In another sample of men attending an infertility clinic, the median and 95th percentile values of urinary MEHP were similar, but MEHHP and MEOHP were about three to five times higherthan comparable values found in males in two NHANES survey periods (1999-2000, 2001-2002) (CDC, 2012; Hauser et al., 2007). Compared with the U.S. population in the National Report on Human Exposure to Environmental Chemicals (the Report), urinary MEHP, MEOHP, and MEHHP levels were similar or up to twofold higher in a sample of German residents (Koch et al., 2003; Preuss et al., 2005) and German children (Becker et al., 2004; Koch et al., 2004). During 2001-2003, median levels of urinary MEOHP and MEHHP appeared to be similar in samples of German university students and the adults in the Report (CDC, 2013; Wittasek et al., 2007).

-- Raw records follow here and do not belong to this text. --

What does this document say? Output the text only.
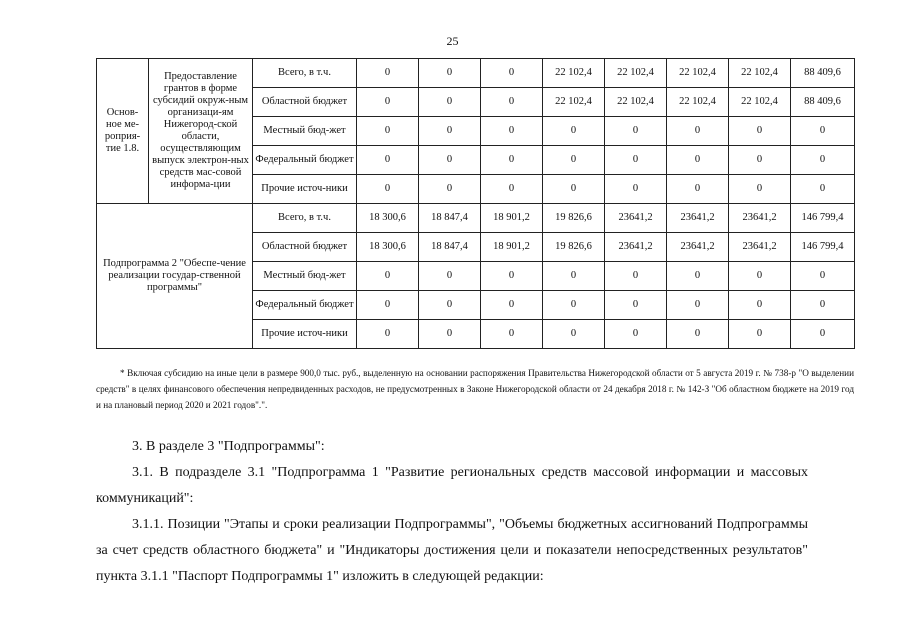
25
Основ-ное ме-роприя-тие 1.8.	Предоставление грантов в форме субсидий окруж-ным организаци-ям Нижегород-ской области, осуществляющим выпуск электрон-ных средств мас-совой информа-ции	Всего, в т.ч.	0	0	0	22 102,4	22 102,4	22 102,4	22 102,4	88 409,6
		Областной бюджет	0	0	0	22 102,4	22 102,4	22 102,4	22 102,4	88 409,6
		Местный бюд-жет	0	0	0	0	0	0	0	0
		Федеральный бюджет	0	0	0	0	0	0	0	0
		Прочие источ-ники	0	0	0	0	0	0	0	0
Подпрограмма 2 "Обеспе-чение реализации государ-ственной программы"		Всего, в т.ч.	18 300,6	18 847,4	18 901,2	19 826,6	23641,2	23641,2	23641,2	146 799,4
		Областной бюджет	18 300,6	18 847,4	18 901,2	19 826,6	23641,2	23641,2	23641,2	146 799,4
		Местный бюд-жет	0	0	0	0	0	0	0	0
		Федеральный бюджет	0	0	0	0	0	0	0	0
		Прочие источ-ники	0	0	0	0	0	0	0	0
* Включая субсидию на иные цели в размере 900,0 тыс. руб., выделенную на основании распоряжения Правительства Нижегородской области от 5 августа 2019 г. № 738-р "О выделении средств" в целях финансового обеспечения непредвиденных расходов, не предусмотренных в Законе Нижегородской области от 24 декабря 2018 г. № 142-З "Об областном бюджете на 2019 год и на плановый период 2020 и 2021 годов".".
3. В разделе 3 "Подпрограммы":
3.1. В подразделе 3.1 "Подпрограмма 1 "Развитие региональных средств массовой информации и массовых коммуникаций":
3.1.1. Позиции "Этапы и сроки реализации Подпрограммы", "Объемы бюджетных ассигнований Подпрограммы за счет средств областного бюджета" и "Индикаторы достижения цели и показатели непосредственных результатов" пункта 3.1.1 "Паспорт Подпрограммы 1" изложить в следующей редакции:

In separate analyses of NHANES 1999-2000 and NHANES 2001-2002, the adjusted geometric mean levels of urinary MEHP were significantly higher in children compared with adolescents and adults, and in females compared with males (Silva et al., 2004). South Korean children had geometric mean urine MEHP levels that were about three times higher than the U.S. children in the Report (CDC, 2013; Koo and Lee, 2005). Younger children eliminate higher proportions of urinary MEHHP and MEOHP relative to MEHP, with the difference increasing as age decreases; this may be the result of differences in metabolism and/or excretion (NTP-CERHR, 2006). Studies of hospitalized neonates have reported urinary geometric mean levels of MEHP, MEOHP, and MEHHP that were two to five times higher, or more (depending on the intensity of DEHP-product exposure), than the geometric means of children in the NHANES subsamples for all three survey periods (Calafat et al., 2004; Weuve et al., 2006). Small studies of plasma and platelet donors have reported very high levels of MEHP, MEOHP, MEHHP and MECPP in urine collected shortly after these procedures (Koch et al., 2005b, 2005c).

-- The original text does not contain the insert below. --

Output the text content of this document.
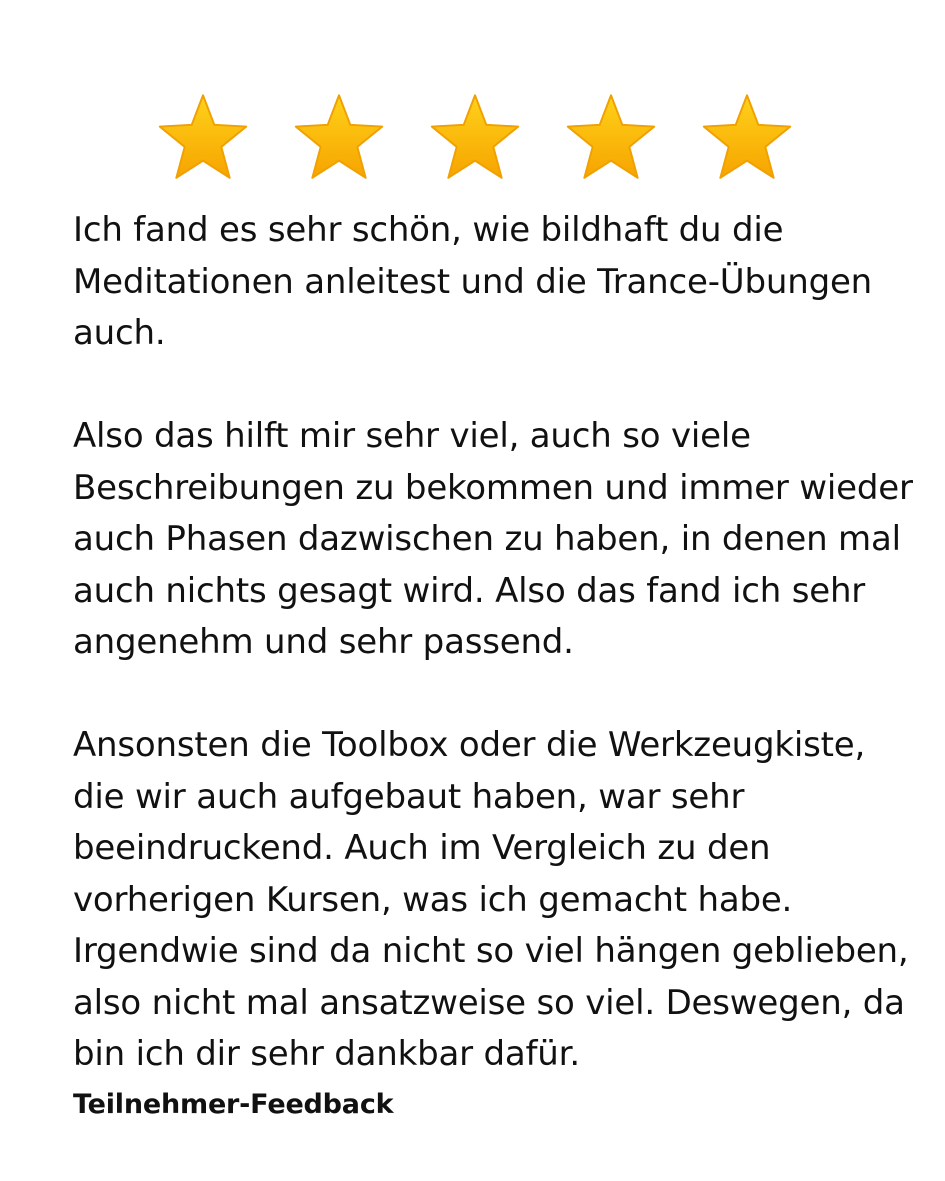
Ich fand es sehr schön, wie bildhaft du die Meditationen anleitest und die Trance-Übungen auch.

Also das hilft mir sehr viel, auch so viele Beschreibungen zu bekommen und immer wieder auch Phasen dazwischen zu haben, in denen mal auch nichts gesagt wird. Also das fand ich sehr angenehm und sehr passend.

Ansonsten die Toolbox oder die Werkzeugkiste, die wir auch aufgebaut haben, war sehr beeindruckend. Auch im Vergleich zu den vorherigen Kursen, was ich gemacht habe. Irgendwie sind da nicht so viel hängen geblieben, also nicht mal ansatzweise so viel. Deswegen, da bin ich dir sehr dankbar dafür.

Teilnehmer-Feedback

Finding a measurable amount of one or more DEHP metabolites in urine does not imply that the levels of the metabolites or the parent compound cause an adverse health effect. Biomonitoring studies on levels of urinary DEHP metabolites provide physicians and public health officials with reference values so that they can determine whether people have been exposed to higher levels of DEHP than are found in the general population. Biomonitoring data can also help scientists plan and conduct research on exposure and health effects.